The storm that caused the sinking of the Alpena blew for three days over the Great Lakes. This mid-fall blizzard covered a 500 square mile area, including parts of Nebraska, the Dakotas, Minnesota, Iowa, Wisconsin, and Northern Michigan. It deposited several inches of snow on city streets and in country glens alike, damaged property, and destroyed vegetation. It was the forerunner of what the old timers called “The Winter of the Big Snow.”
Late in March of 1881, when three days of nonstop, heavy snow heaped up drifts 40 feet high and people huddled around their firesides, they still spoke of the fall storm that sent the Alpena to the bottom of Lake Michigan.
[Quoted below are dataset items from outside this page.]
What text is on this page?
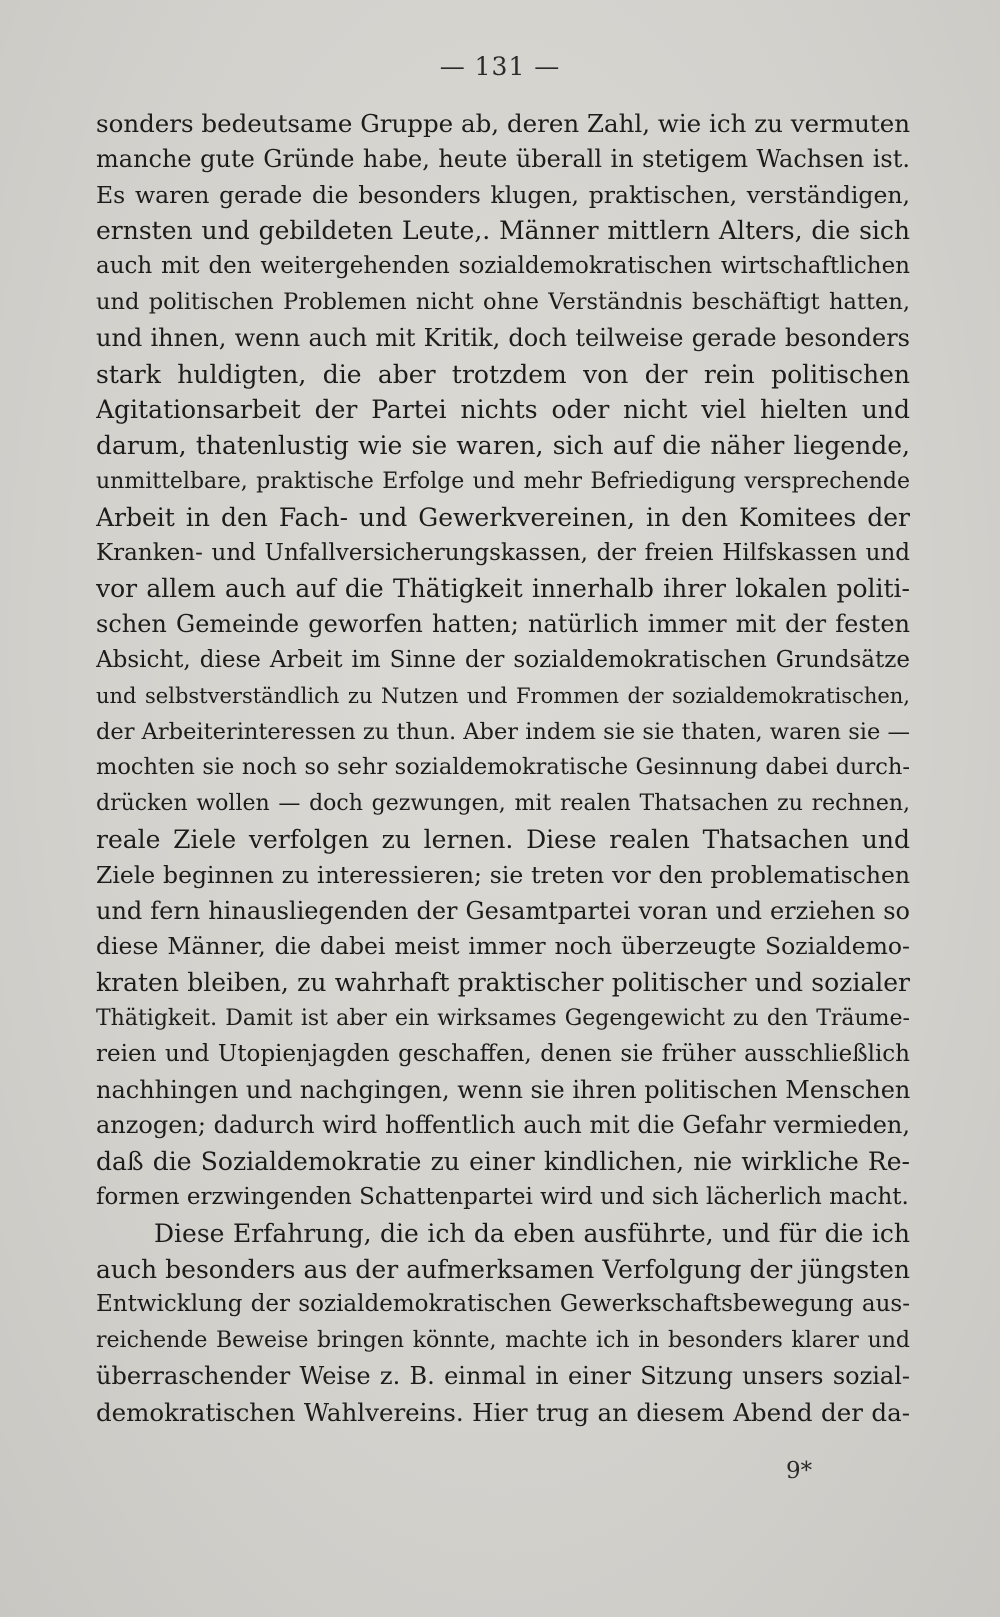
— 131 —
sonders bedeutsame Gruppe ab, deren Zahl, wie ich zu vermuten
manche gute Gründe habe, heute überall in stetigem Wachsen ist.
Es waren gerade die besonders klugen, praktischen, verständigen,
ernsten und gebildeten Leute,. Männer mittlern Alters, die sich
auch mit den weitergehenden sozialdemokratischen wirtschaftlichen
und politischen Problemen nicht ohne Verständnis beschäftigt hatten,
und ihnen, wenn auch mit Kritik, doch teilweise gerade besonders
stark huldigten, die aber trotzdem von der rein politischen
Agitationsarbeit der Partei nichts oder nicht viel hielten und
darum, thatenlustig wie sie waren, sich auf die näher liegende,
unmittelbare, praktische Erfolge und mehr Befriedigung versprechende
Arbeit in den Fach- und Gewerkvereinen, in den Komitees der
Kranken- und Unfallversicherungskassen, der freien Hilfskassen und
vor allem auch auf die Thätigkeit innerhalb ihrer lokalen politi-
schen Gemeinde geworfen hatten; natürlich immer mit der festen
Absicht, diese Arbeit im Sinne der sozialdemokratischen Grundsätze
und selbstverständlich zu Nutzen und Frommen der sozialdemokratischen,
der Arbeiterinteressen zu thun. Aber indem sie sie thaten, waren sie —
mochten sie noch so sehr sozialdemokratische Gesinnung dabei durch-
drücken wollen — doch gezwungen, mit realen Thatsachen zu rechnen,
reale Ziele verfolgen zu lernen. Diese realen Thatsachen und
Ziele beginnen zu interessieren; sie treten vor den problematischen
und fern hinausliegenden der Gesamtpartei voran und erziehen so
diese Männer, die dabei meist immer noch überzeugte Sozialdemo-
kraten bleiben, zu wahrhaft praktischer politischer und sozialer
Thätigkeit. Damit ist aber ein wirksames Gegengewicht zu den Träume-
reien und Utopienjagden geschaffen, denen sie früher ausschließlich
nachhingen und nachgingen, wenn sie ihren politischen Menschen
anzogen; dadurch wird hoffentlich auch mit die Gefahr vermieden,
daß die Sozialdemokratie zu einer kindlichen, nie wirkliche Re-
formen erzwingenden Schattenpartei wird und sich lächerlich macht.
Diese Erfahrung, die ich da eben ausführte, und für die ich
auch besonders aus der aufmerksamen Verfolgung der jüngsten
Entwicklung der sozialdemokratischen Gewerkschaftsbewegung aus-
reichende Beweise bringen könnte, machte ich in besonders klarer und
überraschender Weise z. B. einmal in einer Sitzung unsers sozial-
demokratischen Wahlvereins. Hier trug an diesem Abend der da-
9*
The Alpena’s Name Board Washes Ashore
It wasn’t until 29 years later that the Alpena truly gave up her last ghost. In an ironic twist of fate, on Saturday, January 16, 1909, the side-wheel name board of the steamer Alpena was found at “Alpena Beach,” a beach near Holland, Michigan.
Sources
Hilton, George Woodman. Lake Michigan Passenger Steamers. Stanford, University Press, 2002.
Mansfield, J.B. ed. History of the Great Lakes, Vol. I and Vol. II. Chicago, J.H. Beers
& Co., 1899.
Ratigan, William. Great Lakes Shipwrecks & Survivals. Wm. B. Eerdman’s
Publishing Co. , 1977.
Shelak, Benjamin. Shipwrecks of Lake Michigan. Trails Books, 2003.